There were 149 households, of which 21.5% had children under the age of 18 living with them, 47.7% were married couples living together, 8.1% had a female householder with no husband present, 2.0% had a male householder with no wife present, and 42.3% were non-families. 36.2% of all households were made up of individuals, and 18.2% had someone living alone who was 65 years of age or older. The average household size was 2.17 and the average family size was 2.85.

The median age in the city was 48.1 years. 19.4% of residents were under the age of 18; 7.1% were between the ages of 18 and 24; 17.7% were from 25 to 44; 30.3% were from 45 to 64; and 25.6% were 65 years of age or older. The gender makeup of the city was 47.2% male and 52.8% female.

===2000 census===
As of the census of 2000, there were 337 people, 133 households, and 94 families residing in the city. The population density was 696.4 PD/sqmi. There were 150 housing units at an average density of 310.0 /sqmi. The racial makeup of the city was 92.58% White, 1.19% African American, 1.19% Native American, 0.30% Asian, 3.26% from other races, and 1.48% from two or more races. Hispanic or Latino people of any race were 5.34% of the population.

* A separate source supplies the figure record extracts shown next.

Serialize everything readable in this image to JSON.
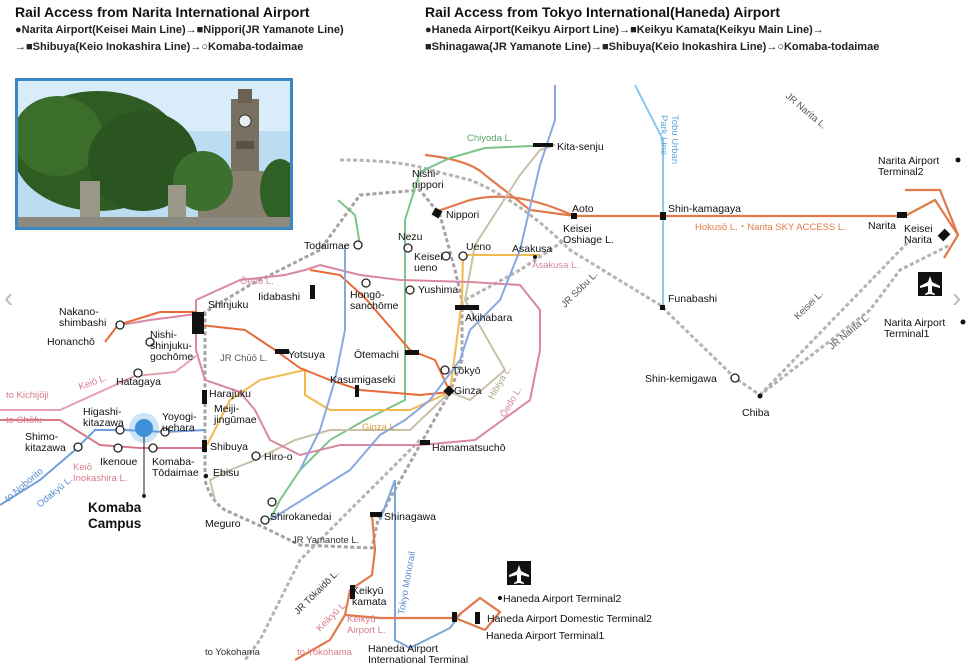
{
  "headers": {
    "narita_title": "Rail Access from Narita International Airport",
    "narita_route_1": "●Narita Airport(Keisei Main Line)→■Nippori(JR Yamanote Line)",
    "narita_route_2": "→■Shibuya(Keio Inokashira Line)→○Komaba-todaimae",
    "haneda_title": "Rail Access from Tokyo International(Haneda) Airport",
    "haneda_route_1": "●Haneda Airport(Keikyu Airport Line)→■Keikyu Kamata(Keikyu Main Line)→",
    "haneda_route_2": "■Shinagawa(JR Yamanote Line)→■Shibuya(Keio Inokashira Line)→○Komaba-todaimae"
  },
  "colors": {
    "yamanote": "#9a9a9a",
    "keisei": "#e07a4a",
    "keio": "#e8a0ae",
    "inokashira": "#d97a8a",
    "chiyoda": "#7cc48c",
    "ginza": "#f2b94e",
    "hibiya": "#c8c0a8",
    "oedo": "#d888a0",
    "chuo": "#e86a3a",
    "namboku": "#8aa8e0",
    "tobu": "#8cc8ee",
    "monorail": "#7aa8d8",
    "odakyu": "#6f9fd8",
    "campus": "#3c8fd8",
    "frame": "#3c86c4"
  },
  "stations": [
    {
      "id": "kita-senju",
      "label": "Kita-senju"
    },
    {
      "id": "nishi-nippori",
      "label": "Nishi-\nnippori"
    },
    {
      "id": "nippori",
      "label": "Nippori"
    },
    {
      "id": "aoto",
      "label": "Aoto"
    },
    {
      "id": "keisei-oshiage",
      "label": "Keisei\nOshiage L."
    },
    {
      "id": "shin-kamagaya",
      "label": "Shin-kamagaya"
    },
    {
      "id": "narita",
      "label": "Narita"
    },
    {
      "id": "keisei-narita",
      "label": "Keisei\nNarita"
    },
    {
      "id": "narita-t2",
      "label": "Narita Airport\nTerminal2"
    },
    {
      "id": "narita-t1",
      "label": "Narita Airport\nTerminal1"
    },
    {
      "id": "todaimae",
      "label": "Todaimae"
    },
    {
      "id": "nezu",
      "label": "Nezu"
    },
    {
      "id": "keisei-ueno",
      "label": "Keisei\nueno"
    },
    {
      "id": "ueno",
      "label": "Ueno"
    },
    {
      "id": "asakusa",
      "label": "Asakusa"
    },
    {
      "id": "iidabashi",
      "label": "Iidabashi"
    },
    {
      "id": "hongo-sanchome",
      "label": "Hongō-\nsanchōme"
    },
    {
      "id": "yushima",
      "label": "Yushima"
    },
    {
      "id": "akihabara",
      "label": "Akihabara"
    },
    {
      "id": "funabashi",
      "label": "Funabashi"
    },
    {
      "id": "shinjuku",
      "label": "Shinjuku"
    },
    {
      "id": "nakano-shimbashi",
      "label": "Nakano-\nshimbashi"
    },
    {
      "id": "honancho",
      "label": "Honanchō"
    },
    {
      "id": "nishi-shinjuku-gochome",
      "label": "Nishi-\nshinjuku-\ngochōme"
    },
    {
      "id": "yotsuya",
      "label": "Yotsuya"
    },
    {
      "id": "otemachi",
      "label": "Ōtemachi"
    },
    {
      "id": "tokyo",
      "label": "Tōkyō"
    },
    {
      "id": "ginza",
      "label": "Ginza"
    },
    {
      "id": "kasumigaseki",
      "label": "Kasumigaseki"
    },
    {
      "id": "hatagaya",
      "label": "Hatagaya"
    },
    {
      "id": "harajuku",
      "label": "Harajuku"
    },
    {
      "id": "meiji-jingumae",
      "label": "Meiji-\njingūmae"
    },
    {
      "id": "higashi-kitazawa",
      "label": "Higashi-\nkitazawa"
    },
    {
      "id": "yoyogi-uehara",
      "label": "Yoyogi-\nuehara"
    },
    {
      "id": "shimo-kitazawa",
      "label": "Shimo-\nkitazawa"
    },
    {
      "id": "ikenoue",
      "label": "Ikenoue"
    },
    {
      "id": "komaba-todaimae",
      "label": "Komaba-\nTōdaimae"
    },
    {
      "id": "shibuya",
      "label": "Shibuya"
    },
    {
      "id": "hiro-o",
      "label": "Hiro-o"
    },
    {
      "id": "ebisu",
      "label": "Ebisu"
    },
    {
      "id": "hamamatsucho",
      "label": "Hamamatsuchō"
    },
    {
      "id": "meguro",
      "label": "Meguro"
    },
    {
      "id": "shirokanedai",
      "label": "Shirokanedai"
    },
    {
      "id": "shinagawa",
      "label": "Shinagawa"
    },
    {
      "id": "shin-kemigawa",
      "label": "Shin-kemigawa"
    },
    {
      "id": "chiba",
      "label": "Chiba"
    },
    {
      "id": "keikyu-kamata",
      "label": "Keikyū\nkamata"
    },
    {
      "id": "haneda-t2",
      "label": "Haneda Airport Terminal2"
    },
    {
      "id": "haneda-domestic-t2",
      "label": "Haneda Airport Domestic Terminal2"
    },
    {
      "id": "haneda-t1",
      "label": "Haneda Airport Terminal1"
    },
    {
      "id": "haneda-intl",
      "label": "Haneda Airport\nInternational Terminal"
    }
  ],
  "line_labels": {
    "chiyoda": "Chiyoda L.",
    "tobu": "Tobu Urban\nPark Line",
    "jr_narita_top": "JR Narita L.",
    "hokuso": "Hokusō L.・Narita SKY ACCESS L.",
    "oedo": "Ōedo L.",
    "asakusa_line": "Asakusa L.",
    "jr_sobu": "JR Sōbu L.",
    "keisei_line": "Keisei L.",
    "jr_narita_bottom": "JR Narita L.",
    "jr_chuo": "JR Chūō L.",
    "keio": "Keiō L.",
    "to_kichijoji": "to Kichijōji",
    "to_chofu": "to Chōfu",
    "keio_inokashira": "Keiō\nInokashira L.",
    "to_noborito": "to Noborito",
    "odakyu": "Odakyū L.",
    "hibiya": "Hibiya L.",
    "oedo_right": "Ōedo L.",
    "ginza_line": "Ginza L.",
    "jr_yamanote": "JR Yamanote L.",
    "tokyo_monorail": "Tokyo Monorail",
    "jr_tokaido": "JR Tōkaidō L.",
    "keikyu_line": "Keikyū L.",
    "keikyu_airport": "Keikyū\nAirport L.",
    "to_yokohama_1": "to Yokohama",
    "to_yokohama_2": "to Yokohama"
  },
  "campus": {
    "label": "Komaba\nCampus"
  },
  "icons": {
    "airport": "airplane-icon",
    "photo": "university-clocktower-photo"
  }
}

There were 133 households, out of which 35.3% had children under the age of 18 living with them, 52.6% were married couples living together, 15.0% had a female householder with no husband present, and 29.3% were non-families. 27.1% of all households were made up of individuals, and 16.5% had someone living alone who was 65 years of age or older. The average household size was 2.53 and the average family size was 3.10.

In the city, the population was spread out, with 30.9% under the age of 18, 6.5% from 18 to 24, 22.3% from 25 to 44, 23.1% from 45 to 64, and 17.2% who were 65 years of age or older. The median age was 40 years. For every 100 females, there were 97.1 males. For every 100 females age 18 and over, there were 94.2 males.

The median income for a household in the city was $35,625, and the median income for a family was $40,625. Males had a median income of $35,313 versus $15,417 for females. The per capita income for the city was $14,887. About 14.7% of families and 16.8% of the population were below the poverty line, including 19.0% of those under age 18 and 9.8% of those age 65 or over.